Identification of a more potent analogue of the naturally occurring alkaloid huperzine A. Predictive molecular modeling of its interaction with AChE

Huperzine A (HA), a potent reversible inhibitor of acetylcholinesterase (AChE), is an important psychotherapeutic agent for improving cognitive function in Alzheimer's patients through the enhancement of central cholinergic tone. This molecule takes on added value in that it has recently been shown to exhibit neuroprotective properties (glutamate toxicity blocking activity) in vitro. Based upon our cumulative SAR information and to some extent the predicted binding site of HA within Torpedo AChE, we chose to investigate the synthesis and biology of certain C-10 substituted analogues. The important finding was made that introduction of an axial methyl group into the C-10 position of huperzine A increased the potency for AChE inhibition 8-fold; the corresponding equatorial isomer was about 1.5-fold less active than huperzine A. The introduction of substituents larger than methyl resulted in a drop in activity.
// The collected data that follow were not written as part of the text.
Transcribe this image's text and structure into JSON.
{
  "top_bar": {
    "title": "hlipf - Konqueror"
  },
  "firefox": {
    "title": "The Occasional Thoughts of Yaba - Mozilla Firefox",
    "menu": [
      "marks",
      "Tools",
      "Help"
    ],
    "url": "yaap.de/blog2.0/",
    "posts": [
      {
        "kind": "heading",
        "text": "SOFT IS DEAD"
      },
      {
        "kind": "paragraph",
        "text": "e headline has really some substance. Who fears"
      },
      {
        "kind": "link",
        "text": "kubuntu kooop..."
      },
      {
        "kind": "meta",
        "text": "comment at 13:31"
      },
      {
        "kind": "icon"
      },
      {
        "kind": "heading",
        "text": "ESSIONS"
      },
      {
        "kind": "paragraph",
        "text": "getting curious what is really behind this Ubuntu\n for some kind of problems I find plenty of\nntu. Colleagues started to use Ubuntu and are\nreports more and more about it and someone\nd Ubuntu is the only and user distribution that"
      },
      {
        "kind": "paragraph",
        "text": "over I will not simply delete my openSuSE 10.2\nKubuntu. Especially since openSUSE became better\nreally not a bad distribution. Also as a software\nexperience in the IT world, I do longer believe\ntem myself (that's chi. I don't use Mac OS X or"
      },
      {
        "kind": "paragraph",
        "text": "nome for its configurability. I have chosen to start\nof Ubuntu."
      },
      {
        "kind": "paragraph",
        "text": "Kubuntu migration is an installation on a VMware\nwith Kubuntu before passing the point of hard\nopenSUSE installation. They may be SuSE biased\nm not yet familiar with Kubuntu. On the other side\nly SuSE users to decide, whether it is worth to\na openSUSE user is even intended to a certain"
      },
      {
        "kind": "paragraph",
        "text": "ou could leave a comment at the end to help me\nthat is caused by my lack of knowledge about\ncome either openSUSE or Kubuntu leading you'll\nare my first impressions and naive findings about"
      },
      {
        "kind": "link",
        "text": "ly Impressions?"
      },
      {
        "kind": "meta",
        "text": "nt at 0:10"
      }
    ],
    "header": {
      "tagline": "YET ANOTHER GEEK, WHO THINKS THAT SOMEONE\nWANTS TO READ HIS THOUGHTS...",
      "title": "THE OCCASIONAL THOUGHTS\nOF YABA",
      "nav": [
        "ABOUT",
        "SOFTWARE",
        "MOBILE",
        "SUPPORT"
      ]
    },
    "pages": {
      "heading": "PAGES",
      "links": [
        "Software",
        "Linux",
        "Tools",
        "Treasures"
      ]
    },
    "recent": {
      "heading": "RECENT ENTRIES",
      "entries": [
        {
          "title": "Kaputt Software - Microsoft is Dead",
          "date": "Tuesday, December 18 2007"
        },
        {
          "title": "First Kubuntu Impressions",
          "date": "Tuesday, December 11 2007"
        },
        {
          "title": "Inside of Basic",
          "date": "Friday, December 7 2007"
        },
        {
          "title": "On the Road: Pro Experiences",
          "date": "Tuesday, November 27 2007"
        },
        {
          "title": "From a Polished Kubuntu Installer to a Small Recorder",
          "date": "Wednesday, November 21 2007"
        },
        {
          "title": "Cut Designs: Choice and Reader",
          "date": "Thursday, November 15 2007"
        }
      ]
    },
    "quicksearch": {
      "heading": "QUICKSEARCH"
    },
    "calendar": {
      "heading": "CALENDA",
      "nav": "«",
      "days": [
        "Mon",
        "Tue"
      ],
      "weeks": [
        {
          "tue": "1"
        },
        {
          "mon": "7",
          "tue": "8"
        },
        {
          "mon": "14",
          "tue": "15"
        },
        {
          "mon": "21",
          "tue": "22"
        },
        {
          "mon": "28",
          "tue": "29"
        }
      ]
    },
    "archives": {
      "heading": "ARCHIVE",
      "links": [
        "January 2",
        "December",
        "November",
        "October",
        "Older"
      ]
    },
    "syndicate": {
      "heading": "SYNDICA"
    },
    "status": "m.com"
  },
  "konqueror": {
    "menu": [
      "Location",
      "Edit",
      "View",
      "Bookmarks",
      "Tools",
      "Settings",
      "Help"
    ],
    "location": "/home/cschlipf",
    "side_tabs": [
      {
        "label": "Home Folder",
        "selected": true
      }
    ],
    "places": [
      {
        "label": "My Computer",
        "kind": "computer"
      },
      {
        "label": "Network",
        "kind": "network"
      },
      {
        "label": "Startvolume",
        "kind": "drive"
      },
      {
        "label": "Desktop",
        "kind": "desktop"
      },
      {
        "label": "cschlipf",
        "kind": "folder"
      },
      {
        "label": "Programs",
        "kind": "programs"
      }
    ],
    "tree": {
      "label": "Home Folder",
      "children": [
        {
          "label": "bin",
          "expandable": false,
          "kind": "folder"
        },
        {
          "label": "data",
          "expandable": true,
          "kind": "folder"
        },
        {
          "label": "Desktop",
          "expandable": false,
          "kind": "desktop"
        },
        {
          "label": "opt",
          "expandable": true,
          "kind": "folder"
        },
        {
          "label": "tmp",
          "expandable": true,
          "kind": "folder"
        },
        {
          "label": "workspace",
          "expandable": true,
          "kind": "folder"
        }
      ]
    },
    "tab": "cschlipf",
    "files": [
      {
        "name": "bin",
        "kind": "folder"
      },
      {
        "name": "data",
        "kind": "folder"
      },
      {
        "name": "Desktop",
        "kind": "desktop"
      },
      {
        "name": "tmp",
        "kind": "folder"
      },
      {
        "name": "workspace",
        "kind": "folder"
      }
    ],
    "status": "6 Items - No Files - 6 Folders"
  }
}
For example, the ethyl analogue was found to be about 100-fold less active than huperzine A, indicating that while it is still capable of binding to Torpedo AChE, some steric interaction with the ''walls'' of the active site gorge must result. Through the use of molecular modeling methods involving the docking of these analogues to the reported X-ray crystal structure of Torpedo AChE, it is clearly evident that the C-10 axial methyl group points into a hydrophobic region of the enzyme, while the equatorial methyl group is directed to a less favorable hydrophilic region. Substituents larger than methyl were found to result in a conformational energy penalty. The ready explanation of this structure-activity relationship data provides further evidence in support of our modeling studies aimed at establishing huperzine A's binding site in AChE. This knowledge should facilitate the identification of other structural analogues of huperzine A likely to exhibit an improved therapeutic profile.